Ce fut un dîner de Sardanapale. Des flacons de Constance, du vin du Rhin, des choses chères comme tout, disait Planche en riant dix minutes avant la fin de son histoire.

Le grand critique découpait la viande — le romancier découpait le monde, et en faisait des parts.

« Voulez-vous l’ambassade de Constantinople ? criait-il à Planche en le tirant par les boutons de son habit. Le ministère de l’instruction publique vous irait peut-être mieux ? Malheureusement j’y ai mis quelqu’un. Nous arrangerons ça. Il me reste l’Espagne, vous n’en voulez pas ?

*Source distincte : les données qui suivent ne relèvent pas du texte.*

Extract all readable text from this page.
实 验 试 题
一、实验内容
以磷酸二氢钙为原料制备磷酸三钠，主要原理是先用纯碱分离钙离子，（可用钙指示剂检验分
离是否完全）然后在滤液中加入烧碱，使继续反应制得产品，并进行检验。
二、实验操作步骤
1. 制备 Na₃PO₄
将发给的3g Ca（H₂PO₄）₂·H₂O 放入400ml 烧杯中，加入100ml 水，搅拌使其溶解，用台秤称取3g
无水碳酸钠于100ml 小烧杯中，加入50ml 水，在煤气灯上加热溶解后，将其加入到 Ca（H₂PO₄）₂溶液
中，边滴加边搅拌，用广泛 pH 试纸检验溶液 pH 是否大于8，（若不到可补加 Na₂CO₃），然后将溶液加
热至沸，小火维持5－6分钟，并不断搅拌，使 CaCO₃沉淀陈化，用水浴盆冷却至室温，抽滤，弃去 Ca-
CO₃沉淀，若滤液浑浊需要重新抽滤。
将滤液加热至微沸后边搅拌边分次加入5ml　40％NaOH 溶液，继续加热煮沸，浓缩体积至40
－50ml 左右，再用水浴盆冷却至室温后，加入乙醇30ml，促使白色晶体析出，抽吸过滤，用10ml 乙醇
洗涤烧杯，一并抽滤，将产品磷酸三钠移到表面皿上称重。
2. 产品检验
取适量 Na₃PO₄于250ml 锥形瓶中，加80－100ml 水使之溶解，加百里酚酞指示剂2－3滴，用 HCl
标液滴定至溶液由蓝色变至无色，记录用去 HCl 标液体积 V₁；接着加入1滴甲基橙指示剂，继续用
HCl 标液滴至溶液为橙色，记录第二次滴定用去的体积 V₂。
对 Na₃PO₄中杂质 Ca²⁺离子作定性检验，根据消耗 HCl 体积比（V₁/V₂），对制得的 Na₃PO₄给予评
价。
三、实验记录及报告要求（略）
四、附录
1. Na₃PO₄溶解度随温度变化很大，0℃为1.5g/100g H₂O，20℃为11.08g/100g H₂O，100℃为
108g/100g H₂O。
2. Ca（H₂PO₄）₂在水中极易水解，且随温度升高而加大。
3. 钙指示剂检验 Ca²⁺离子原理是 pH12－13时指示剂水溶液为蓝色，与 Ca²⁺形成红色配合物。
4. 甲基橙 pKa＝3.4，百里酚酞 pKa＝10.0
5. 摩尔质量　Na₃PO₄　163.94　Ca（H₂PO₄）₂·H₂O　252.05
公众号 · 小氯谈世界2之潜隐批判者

— Je ne dis pas non, » répondait Planche en se léchant les doigts et en buvant des choses chères.

Enfin en passant par le Cap, la Hongrie et le Rhin, les truffes et le faisan, on arrive au terme du voyage.

« Payez, dit Planche en cherchant sa canne, et allons-nous-en, je pars pour Constantinople.

— Dépêchez-vous, nous avons à peine le temps, dit Balzac. Garçon, la note !

La note arrive. Un chiffre énorme ! on avait bu des choses si chères !

Balzac lit la note, la met dans sa poche, prend son chapeau.

« Nous partons ?

— Et la note, payez donc ? Le garçon attend.

— La note ? Je n’ai pas d’argent.

— Vous avez oublié votre bourse ?

— Non pas, je n’ai pas un sou depuis une semaine.